Sinatra was never confident of himself as an actor, and he was back to his old habits when filming Young at Heart, irritating Day by turning up hours late to set and insisting on doing as few takes as possible. But he nails this wordless scene, channeling his insecurity and self-loathing into Barney, in what would have been a downer climax if the film had stuck to the original story of Four Daughters.

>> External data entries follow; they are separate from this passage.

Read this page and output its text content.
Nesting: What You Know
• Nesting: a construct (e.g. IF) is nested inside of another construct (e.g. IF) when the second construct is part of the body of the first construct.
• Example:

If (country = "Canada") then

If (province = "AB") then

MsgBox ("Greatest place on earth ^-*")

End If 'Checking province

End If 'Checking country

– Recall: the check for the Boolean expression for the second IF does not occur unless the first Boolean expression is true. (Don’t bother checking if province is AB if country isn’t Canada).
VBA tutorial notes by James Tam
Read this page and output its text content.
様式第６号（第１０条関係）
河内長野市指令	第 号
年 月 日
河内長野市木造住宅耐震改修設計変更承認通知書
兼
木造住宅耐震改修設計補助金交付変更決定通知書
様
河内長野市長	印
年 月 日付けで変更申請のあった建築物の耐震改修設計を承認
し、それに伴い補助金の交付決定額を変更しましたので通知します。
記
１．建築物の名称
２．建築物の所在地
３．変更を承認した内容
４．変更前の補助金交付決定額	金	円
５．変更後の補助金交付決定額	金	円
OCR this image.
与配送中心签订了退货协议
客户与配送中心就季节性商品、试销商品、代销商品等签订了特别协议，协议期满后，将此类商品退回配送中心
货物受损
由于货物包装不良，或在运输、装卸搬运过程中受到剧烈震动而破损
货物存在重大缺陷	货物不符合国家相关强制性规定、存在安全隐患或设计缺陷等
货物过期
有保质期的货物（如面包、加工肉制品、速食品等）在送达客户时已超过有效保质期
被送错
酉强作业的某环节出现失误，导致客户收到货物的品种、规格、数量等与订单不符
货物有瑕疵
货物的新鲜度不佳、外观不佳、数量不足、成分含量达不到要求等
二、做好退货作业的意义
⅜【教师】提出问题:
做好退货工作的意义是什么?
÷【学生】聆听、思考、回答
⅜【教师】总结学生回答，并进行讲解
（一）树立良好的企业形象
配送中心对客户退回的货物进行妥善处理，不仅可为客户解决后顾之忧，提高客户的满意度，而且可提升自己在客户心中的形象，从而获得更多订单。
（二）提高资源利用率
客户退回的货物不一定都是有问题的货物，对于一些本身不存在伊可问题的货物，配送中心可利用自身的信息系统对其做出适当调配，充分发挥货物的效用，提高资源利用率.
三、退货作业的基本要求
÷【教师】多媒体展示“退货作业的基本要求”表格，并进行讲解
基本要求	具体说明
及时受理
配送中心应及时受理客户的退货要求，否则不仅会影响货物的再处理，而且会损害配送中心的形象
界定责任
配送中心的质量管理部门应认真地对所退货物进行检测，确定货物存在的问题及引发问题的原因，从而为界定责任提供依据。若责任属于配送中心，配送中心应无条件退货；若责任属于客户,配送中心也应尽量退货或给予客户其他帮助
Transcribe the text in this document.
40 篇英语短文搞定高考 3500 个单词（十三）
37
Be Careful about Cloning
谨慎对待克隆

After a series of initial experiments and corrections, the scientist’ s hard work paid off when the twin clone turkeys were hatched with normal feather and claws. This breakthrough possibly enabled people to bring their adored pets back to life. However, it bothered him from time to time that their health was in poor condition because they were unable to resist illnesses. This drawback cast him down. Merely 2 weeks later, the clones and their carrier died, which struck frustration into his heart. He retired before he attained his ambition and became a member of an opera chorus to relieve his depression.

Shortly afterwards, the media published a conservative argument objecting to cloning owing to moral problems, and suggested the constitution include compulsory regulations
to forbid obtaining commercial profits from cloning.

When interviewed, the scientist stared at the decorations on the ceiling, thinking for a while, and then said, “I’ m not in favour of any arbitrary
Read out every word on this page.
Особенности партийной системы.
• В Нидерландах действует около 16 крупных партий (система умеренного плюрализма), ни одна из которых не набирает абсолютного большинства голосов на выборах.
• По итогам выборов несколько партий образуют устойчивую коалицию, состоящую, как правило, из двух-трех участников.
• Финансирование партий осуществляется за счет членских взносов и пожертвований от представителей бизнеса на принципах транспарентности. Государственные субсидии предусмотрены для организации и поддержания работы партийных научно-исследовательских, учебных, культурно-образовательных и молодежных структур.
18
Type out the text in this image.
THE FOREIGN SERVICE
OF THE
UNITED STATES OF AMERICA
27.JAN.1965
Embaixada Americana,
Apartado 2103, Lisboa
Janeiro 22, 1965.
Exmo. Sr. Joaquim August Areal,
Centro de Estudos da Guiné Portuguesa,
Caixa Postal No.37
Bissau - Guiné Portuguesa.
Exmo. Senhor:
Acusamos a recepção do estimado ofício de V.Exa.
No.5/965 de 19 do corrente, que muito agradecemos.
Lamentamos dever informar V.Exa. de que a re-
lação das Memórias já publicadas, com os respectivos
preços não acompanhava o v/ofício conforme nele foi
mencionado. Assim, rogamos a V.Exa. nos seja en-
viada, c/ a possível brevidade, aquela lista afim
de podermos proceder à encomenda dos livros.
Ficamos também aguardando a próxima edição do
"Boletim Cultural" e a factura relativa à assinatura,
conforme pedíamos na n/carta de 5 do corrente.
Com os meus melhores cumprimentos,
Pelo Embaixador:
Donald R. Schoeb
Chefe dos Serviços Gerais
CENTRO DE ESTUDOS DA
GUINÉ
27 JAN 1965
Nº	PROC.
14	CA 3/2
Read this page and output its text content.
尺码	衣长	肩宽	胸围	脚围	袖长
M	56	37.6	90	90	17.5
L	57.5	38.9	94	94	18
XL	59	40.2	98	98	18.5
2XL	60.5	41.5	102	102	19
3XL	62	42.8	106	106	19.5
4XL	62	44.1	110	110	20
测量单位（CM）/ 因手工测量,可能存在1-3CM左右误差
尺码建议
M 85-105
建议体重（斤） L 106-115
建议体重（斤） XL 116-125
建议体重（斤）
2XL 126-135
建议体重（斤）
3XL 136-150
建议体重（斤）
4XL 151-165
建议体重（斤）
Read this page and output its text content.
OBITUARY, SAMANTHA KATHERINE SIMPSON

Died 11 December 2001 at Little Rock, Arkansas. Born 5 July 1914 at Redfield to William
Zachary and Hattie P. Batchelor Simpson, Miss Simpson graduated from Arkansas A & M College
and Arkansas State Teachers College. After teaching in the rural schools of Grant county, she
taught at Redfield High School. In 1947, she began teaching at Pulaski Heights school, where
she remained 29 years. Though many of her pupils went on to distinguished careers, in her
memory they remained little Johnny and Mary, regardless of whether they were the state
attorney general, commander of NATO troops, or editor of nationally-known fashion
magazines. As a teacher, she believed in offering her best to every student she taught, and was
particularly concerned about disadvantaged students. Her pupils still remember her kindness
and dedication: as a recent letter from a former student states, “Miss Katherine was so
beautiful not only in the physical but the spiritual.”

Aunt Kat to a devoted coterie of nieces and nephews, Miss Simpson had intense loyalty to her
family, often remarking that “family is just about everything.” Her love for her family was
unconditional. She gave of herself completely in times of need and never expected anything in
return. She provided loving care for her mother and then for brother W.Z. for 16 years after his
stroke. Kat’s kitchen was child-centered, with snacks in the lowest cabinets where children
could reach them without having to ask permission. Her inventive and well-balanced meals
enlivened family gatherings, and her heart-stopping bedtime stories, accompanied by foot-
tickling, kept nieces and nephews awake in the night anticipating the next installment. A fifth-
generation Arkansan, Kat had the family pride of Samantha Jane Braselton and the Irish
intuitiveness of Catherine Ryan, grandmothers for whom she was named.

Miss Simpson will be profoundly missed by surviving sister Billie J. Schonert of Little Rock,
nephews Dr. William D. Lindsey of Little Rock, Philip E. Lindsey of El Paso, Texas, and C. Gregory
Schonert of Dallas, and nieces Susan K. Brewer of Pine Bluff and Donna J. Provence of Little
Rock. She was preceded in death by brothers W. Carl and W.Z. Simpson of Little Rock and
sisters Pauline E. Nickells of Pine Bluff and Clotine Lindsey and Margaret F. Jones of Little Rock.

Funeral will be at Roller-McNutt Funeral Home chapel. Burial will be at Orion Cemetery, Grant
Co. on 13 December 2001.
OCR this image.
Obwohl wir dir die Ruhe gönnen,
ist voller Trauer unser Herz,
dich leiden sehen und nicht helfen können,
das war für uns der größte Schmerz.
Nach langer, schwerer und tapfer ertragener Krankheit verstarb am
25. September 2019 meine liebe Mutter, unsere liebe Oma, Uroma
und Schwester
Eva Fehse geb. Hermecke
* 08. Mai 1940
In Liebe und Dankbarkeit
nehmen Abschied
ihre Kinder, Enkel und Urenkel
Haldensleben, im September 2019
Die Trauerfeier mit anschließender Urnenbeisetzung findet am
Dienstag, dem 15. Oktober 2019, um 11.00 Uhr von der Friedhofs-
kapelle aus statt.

But nobody – not Sinatra, not Warner Bros. – wanted to end the film with Barney's suicide, so we get that final scene with the "unnaturally clean suburban street" and Sinatra's reprise of the title song while Barney finally finishes the song he's been working on since he met Laurie. It's wildly unsatisfying, but the film has nonetheless accomplished its unintended goal: filling out that shadowy part of the Sinatra persona that would let him end his shows with "One For My Baby" for the rest of his career, turning every concert hall, arena and Vegas showroom into that tawdry bar at closing time.